28/04

Le lendemain nous reprenons la route.
Dans une sorte de bazar typiquement grec, nous achetons deux matelas extrêmement fins mais parfaitement isolants.
Sur la route de Markopoulo, nous nous arrêtons à Vavrona dans un charmant petit marché. J’ai achète des yeux protecteurs et des fruits délicieux, que je n’avais encore jamais goûtés de la taille et la couleur d’un abricot, ce sont des nèfles, Mousmoula en grec.

Nous continuons la route jusqu’au cap Sounion où se trouve le temple de Poséidon.Face au bleu infini, devant la beauté majestueuse de ce temple, on comprend l’importance du dieu de la mer pour ce peuple de marins.

Nous prenons l’autoroute qui traverse Athènes entre deux énormes murs de béton. Tout comme la déesse Athéna, la ville n’est pas célébrée pour sa beauté mais pour son intelligence !

Nous passons le canal de Corinthe, puis, je prends le volant et vers Galatas. Le voyage est une véritable partie de plaisir, j’adore rouler sur cette route et observer mon ami qui tout en somnolant me donne les directions à suivre. Heureusement, car la signalétique grecque est assez subjective pour ne pas dire carrément absente. La route serpente joyeusement en montant progressivement. Je ne sais pas où je vais mais j’y vais le cœur content. Je n’aurais jamais cru pouvoir vivre de tels moments de bonheur. La route monte de plus en plus, je n’ai pas l’habitude des chemins pierreux et je cale devant une grosse pierre. Je cède la place à Christophe qui semble amusé par mon découragement face à l’obstacle. Je sens que nous nous rapprochons d’un lieu important pour lui, un lieu secret. Puisqu’il est secret, je ne peux pas dire où il se trouve si ce n’est près de Trizina et qu’il s’appelle le pont du diable, Sophie, ce n’est pas bien ! C’est là que Dionysios aurait rendu la vie à sa mère Sémélé, après qu’elle a été foudroyée par Zeus, son amant.

Héra, jalouse et déguisée en vieille voisine de bon conseil lui avait glissé à l’oreille, de demander à son amant, de lui révéler sa vraie nature.Ce qu’elle fit jusqu’à ce que Zeus, las de ses questionnements, lui montre enfin sa vraie nature, en la foudroyant. Il ne manquait pas d’humour. Un bon conseil mesdames : ne cherchez pas trop à connaître la vraie nature de votre amant. Je ne savais pas que son fils l’avait ramenée à la vie. Il faudra vérifier ce fait étrange, comme si les autres faits ne l’étaient pas!

Toujours est-il que l’endroit est vraiment propice au ressourcement. De magnifiques platanes orientaux protègent un espace mystérieux où s’écoule une merveilleuse petite source. La mythologie des familles : Fiona, Harry, Christopher et Sebastian ont pique-niqué à cet endroit. Sebastian était assis au bord du ravin et il est tombé dedans.

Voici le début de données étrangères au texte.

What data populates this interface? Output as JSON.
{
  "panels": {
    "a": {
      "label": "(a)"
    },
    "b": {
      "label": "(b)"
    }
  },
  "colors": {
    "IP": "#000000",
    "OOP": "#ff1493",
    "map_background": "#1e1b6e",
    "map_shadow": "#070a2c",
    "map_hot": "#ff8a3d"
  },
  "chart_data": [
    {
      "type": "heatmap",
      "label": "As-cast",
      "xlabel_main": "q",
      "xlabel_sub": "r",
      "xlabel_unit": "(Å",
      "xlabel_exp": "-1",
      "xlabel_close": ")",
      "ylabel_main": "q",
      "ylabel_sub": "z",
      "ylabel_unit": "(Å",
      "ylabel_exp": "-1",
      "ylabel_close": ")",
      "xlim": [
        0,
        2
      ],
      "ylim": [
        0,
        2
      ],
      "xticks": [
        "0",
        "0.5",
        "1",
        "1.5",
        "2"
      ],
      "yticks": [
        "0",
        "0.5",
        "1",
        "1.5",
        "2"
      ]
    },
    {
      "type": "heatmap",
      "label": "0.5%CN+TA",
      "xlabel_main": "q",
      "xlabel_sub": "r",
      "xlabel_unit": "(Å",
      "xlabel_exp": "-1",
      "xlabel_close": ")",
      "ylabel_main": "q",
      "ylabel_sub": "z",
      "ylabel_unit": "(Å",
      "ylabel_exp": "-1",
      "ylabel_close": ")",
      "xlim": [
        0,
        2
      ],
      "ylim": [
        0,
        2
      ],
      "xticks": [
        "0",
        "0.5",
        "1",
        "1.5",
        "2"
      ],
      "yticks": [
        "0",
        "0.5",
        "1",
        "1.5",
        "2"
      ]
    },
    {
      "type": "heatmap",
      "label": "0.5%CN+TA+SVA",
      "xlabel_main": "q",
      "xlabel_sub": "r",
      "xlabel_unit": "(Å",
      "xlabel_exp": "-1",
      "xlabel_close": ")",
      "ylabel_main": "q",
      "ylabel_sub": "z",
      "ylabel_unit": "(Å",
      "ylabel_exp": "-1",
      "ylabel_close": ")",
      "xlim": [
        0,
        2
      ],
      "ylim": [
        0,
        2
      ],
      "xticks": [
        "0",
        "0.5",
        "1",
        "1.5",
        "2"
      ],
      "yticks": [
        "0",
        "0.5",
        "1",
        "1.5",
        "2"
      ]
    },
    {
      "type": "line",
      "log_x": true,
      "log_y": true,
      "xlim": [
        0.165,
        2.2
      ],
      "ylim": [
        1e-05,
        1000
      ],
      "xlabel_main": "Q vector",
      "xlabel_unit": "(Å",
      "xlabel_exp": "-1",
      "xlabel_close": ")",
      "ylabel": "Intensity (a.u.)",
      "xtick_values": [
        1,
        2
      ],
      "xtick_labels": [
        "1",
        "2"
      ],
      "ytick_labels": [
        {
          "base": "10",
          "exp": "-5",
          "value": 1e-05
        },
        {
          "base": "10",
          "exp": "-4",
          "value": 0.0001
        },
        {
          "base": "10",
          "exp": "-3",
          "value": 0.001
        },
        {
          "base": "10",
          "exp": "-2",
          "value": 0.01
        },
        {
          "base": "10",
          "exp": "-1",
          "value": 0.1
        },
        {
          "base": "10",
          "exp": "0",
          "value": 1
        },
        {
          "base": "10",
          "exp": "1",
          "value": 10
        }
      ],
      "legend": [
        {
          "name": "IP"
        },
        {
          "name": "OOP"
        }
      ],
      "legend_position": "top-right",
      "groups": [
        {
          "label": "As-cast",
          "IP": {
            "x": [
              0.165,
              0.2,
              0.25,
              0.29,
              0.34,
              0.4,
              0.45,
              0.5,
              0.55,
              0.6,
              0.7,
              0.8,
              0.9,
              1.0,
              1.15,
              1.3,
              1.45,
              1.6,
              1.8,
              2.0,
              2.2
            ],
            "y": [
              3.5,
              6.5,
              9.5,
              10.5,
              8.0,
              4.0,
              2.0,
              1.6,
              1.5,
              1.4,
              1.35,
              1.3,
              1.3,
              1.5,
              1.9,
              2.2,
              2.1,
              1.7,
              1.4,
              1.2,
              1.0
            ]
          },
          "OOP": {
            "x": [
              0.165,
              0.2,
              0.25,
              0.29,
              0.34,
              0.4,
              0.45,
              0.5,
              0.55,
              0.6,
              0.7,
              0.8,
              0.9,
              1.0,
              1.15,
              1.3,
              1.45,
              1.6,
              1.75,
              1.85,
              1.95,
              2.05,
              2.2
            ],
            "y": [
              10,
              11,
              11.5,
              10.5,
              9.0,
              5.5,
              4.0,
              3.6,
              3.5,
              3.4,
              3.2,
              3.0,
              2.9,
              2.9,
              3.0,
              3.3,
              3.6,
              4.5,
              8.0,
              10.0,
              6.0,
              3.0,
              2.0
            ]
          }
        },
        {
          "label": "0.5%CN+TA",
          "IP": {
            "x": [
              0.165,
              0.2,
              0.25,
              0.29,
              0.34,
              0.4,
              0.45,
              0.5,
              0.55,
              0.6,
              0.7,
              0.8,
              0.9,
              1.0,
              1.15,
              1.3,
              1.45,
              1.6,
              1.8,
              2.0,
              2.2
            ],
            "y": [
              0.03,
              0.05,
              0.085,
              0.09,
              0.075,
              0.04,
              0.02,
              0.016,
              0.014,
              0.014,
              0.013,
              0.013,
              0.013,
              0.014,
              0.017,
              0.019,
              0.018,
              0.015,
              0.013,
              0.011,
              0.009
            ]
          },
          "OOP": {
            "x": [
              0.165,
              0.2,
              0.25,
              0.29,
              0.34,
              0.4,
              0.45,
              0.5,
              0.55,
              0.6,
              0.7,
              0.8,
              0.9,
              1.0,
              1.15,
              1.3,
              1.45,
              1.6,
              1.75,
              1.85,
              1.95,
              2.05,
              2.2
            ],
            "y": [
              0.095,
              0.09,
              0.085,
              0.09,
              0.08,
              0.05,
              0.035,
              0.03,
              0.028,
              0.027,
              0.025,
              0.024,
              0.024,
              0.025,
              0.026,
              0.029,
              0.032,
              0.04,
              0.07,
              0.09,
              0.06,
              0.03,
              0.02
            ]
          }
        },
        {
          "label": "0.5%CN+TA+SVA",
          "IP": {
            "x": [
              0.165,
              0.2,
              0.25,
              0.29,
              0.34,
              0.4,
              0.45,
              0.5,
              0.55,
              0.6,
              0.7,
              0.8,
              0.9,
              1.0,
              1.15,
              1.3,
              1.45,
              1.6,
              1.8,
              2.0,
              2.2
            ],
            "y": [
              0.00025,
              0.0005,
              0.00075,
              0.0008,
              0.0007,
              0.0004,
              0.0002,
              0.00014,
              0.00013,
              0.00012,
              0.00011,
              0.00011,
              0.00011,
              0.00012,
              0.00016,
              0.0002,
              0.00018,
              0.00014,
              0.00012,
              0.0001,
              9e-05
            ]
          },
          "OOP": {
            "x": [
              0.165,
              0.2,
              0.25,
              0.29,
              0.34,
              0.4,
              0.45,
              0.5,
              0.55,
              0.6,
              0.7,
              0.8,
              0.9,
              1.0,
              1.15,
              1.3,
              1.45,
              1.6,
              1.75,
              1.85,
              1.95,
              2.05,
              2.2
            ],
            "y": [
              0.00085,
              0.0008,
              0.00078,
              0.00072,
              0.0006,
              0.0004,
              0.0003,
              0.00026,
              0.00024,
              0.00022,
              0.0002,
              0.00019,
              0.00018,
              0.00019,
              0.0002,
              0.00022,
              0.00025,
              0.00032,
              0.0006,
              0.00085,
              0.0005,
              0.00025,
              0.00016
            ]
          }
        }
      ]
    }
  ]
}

J’ai installé notre chambre encore plus bas, je ne tenais pas à renouveler l’expérience. En vérité, ce fut une des plus belles chambres de ma vie. Nous avons dormi sous un platane protecteur, les arbres nous protègent de l’humidité, ce que j’ignorais avant. Ma première nuit à la belle étoile depuis la nuit des temps ! Avec mon ami amant amoureux, dans le même sac de couchage. J’avais pris mon livre culte sur la Grèce : « Le roi des Montagnes » d’Edmond About. Et j’ai commencé à en faire la lecture à Christophe qui s’est rapidement endormi. Moi, j’étais aux anges même si en pleine nuit, le vent soufflait fort et que mes hanches me rappelaient que le sol était dur, ce qui avait pour effet de me faire bouger pour rééquilibrer le poids. Ce qui avait pour effet d’introduire le vent un peu partout, ce qui avait pour effet de refroidir Christophe qui n’avait qu’un caleçon très léger, mais très agréable au toucher, ce qui a eu comme effet de le faire ronchonner dans la nuit comme quoi il aurait dû prendre son sac habituel, et qu’en bougeant, je le réveillais sans arrêt. Christophe est un homme qui a toutes les qualités mais le manque de sommeil lui en fait perdre quelque unes. Nobody’s perfect.

A force de le câliner, les ronchonnements se sont transformés en murmures de plaisir. Et je me suis sentie moins coupable de l’empêcher de dormir.